Стоит ли посмотреть сериал? Моё мнение — стоит. Это часть нашей истории, да, нелицеприятная, но не страшнее сталинского ГУЛАГа, а уж про него столько всего наснято — и ничего, не комплексуем, даже гордимся своей исторической самокритичностью. Тем более, что в новые времена не стало засилья гопоты на улицах города — то ли все засели за компьютеры, то ли что-то действительно изменилось. Родная Казань, этот честолюбивый и амбициозный, колоритный и динамичный город, со временем, переборола свой социальный недуг. Вычистилась и похорошела, выросла во всех отношениях. «Алла берсе» (Бог даст) так будет и впредь. Поэтому мне, в принципе, понятно нежелание местных властей ворошить неприглядное прошлое и разрешить съёмку сериала в Казани. Впрочем районы хрущевских пятиэтажек - словно клоны по всей стране, а по сему место съёмки непринципиально.

_______________________

Теперь к первоисточнику.

«Территория нового микрорайона, куда мы переехали, «Танкодрома», действительно в прошлом являлась танковым полигоном: внизу, под горой, на Оренбургском тракте стояло Казанское танковое училище. «Танкодром» довольно долгое время сполна оправдывал своё оригинальное название: проехать по нему можно было разве что на танке. Обустройство микрорайона явно запаздывало, социальной инфраструктуры почти никакой, кругом торчали унылые серые пятиэтажные хрущёвки, грязища, регулярно прорывавшиеся на улице канализация или водопровод. Чего стоил один только спуск к остановке шестого троллейбуса по глиняному, скользкому после дождя косогору. Напротив моего дома номер одиннадцать на Курчатова, там где вскоре встала школа №90, был неглубокий овраг, заваленный собачьими костями — по слухам, собачники когда-то свозили туда трупы бедных умерщвленных псов. А мы, мелкая пацанва, надев на палки черепа, часто пугали и гоняли девчонок по двору.

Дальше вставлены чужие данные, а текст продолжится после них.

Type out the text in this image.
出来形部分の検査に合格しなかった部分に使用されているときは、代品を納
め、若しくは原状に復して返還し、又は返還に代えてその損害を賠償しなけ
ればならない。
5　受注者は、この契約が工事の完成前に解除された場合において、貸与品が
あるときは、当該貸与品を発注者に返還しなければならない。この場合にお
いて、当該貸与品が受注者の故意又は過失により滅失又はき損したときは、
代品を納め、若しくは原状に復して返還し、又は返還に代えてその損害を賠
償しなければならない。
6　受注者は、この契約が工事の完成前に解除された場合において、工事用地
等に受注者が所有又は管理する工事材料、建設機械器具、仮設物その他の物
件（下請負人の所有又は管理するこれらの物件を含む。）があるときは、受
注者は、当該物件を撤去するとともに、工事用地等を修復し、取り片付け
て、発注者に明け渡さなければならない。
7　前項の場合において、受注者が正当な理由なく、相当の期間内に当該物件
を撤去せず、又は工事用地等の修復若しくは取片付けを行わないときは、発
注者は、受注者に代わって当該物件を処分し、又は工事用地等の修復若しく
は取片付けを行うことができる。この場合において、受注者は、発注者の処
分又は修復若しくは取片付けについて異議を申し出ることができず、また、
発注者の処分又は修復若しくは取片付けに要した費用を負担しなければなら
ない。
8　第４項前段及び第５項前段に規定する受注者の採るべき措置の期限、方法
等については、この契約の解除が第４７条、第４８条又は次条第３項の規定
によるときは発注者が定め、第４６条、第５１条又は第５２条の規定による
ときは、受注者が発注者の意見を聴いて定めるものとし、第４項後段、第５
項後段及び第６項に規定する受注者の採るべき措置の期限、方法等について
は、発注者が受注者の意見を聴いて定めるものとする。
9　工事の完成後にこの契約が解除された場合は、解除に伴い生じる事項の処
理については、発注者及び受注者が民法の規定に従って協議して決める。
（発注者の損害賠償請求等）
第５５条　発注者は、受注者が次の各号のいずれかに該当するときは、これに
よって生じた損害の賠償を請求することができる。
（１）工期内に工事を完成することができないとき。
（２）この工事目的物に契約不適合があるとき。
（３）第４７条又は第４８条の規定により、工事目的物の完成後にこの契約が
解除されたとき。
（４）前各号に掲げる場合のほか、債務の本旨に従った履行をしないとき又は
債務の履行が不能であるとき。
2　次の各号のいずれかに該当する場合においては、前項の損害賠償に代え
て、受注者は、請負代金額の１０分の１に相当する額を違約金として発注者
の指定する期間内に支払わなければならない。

Точнее, «по двору» — не совсем верно сказано. Дворы, в их привычном виде, исчезли с началом массовой типовой панельной застройки. Обширные пространства между домами люди по привычке продолжали называть дворами. Причем само понятие «двор» стало обретать нарицательный смысл: выражения «уличный», «дворовый» воспринимались синонимами чего-то нехорошего. И я часто грустил, вспоминая старые уютные дворики Старо-Татарской слободы.

В те времена граница Казани в направлении Оренбургского тракта проходила по высокой насыпи железной дороги, что вела на восток. Дальше вдоль тракта стояли деревни — Аметьево, Старые Горки, Ферма, Борисково. Но Танкодром, шагнув за железку, раздвинул границы города. Тем не менее, новый микрорайон воспринимался далекой «тьмутараканью», выселками. Это сейчас, учитывая размеры нынешней Казани, он считается расположенным сравнительно недалеко от центра.

Но, как говорится, «дают — бери». Выбирать жильё в те годы не приходилось. Тем не менее, наша новая двушка, в сравнении с коммуналкой, откуда мы переехали со Старо-Татарской слободы, воспринималась хоромами. И не беда, что одна комната проходная, а кухонка всего четыре квадрата, главное: «отдельная благоустроенная». Совмещенный санузел? Ерунда! Как говорилось в анекдоте, Никита Сергеевич хоть и успел соединить ванны с туалетами, но не успел соединить полы с потолками.

Четвертый учебный год начался для меня с неприятной неожиданности: лучший друг-одноклассник Валерка Денисов перешел в другой класс — из «А» в «В». Дело в том, что классным руководителем 4«В» назначили Зою Ивановну, у которой когда-то училась мать Валерки. Без него своей жизни в «А»-классе я уже не представлял, а потому тоже попросился в новый класс.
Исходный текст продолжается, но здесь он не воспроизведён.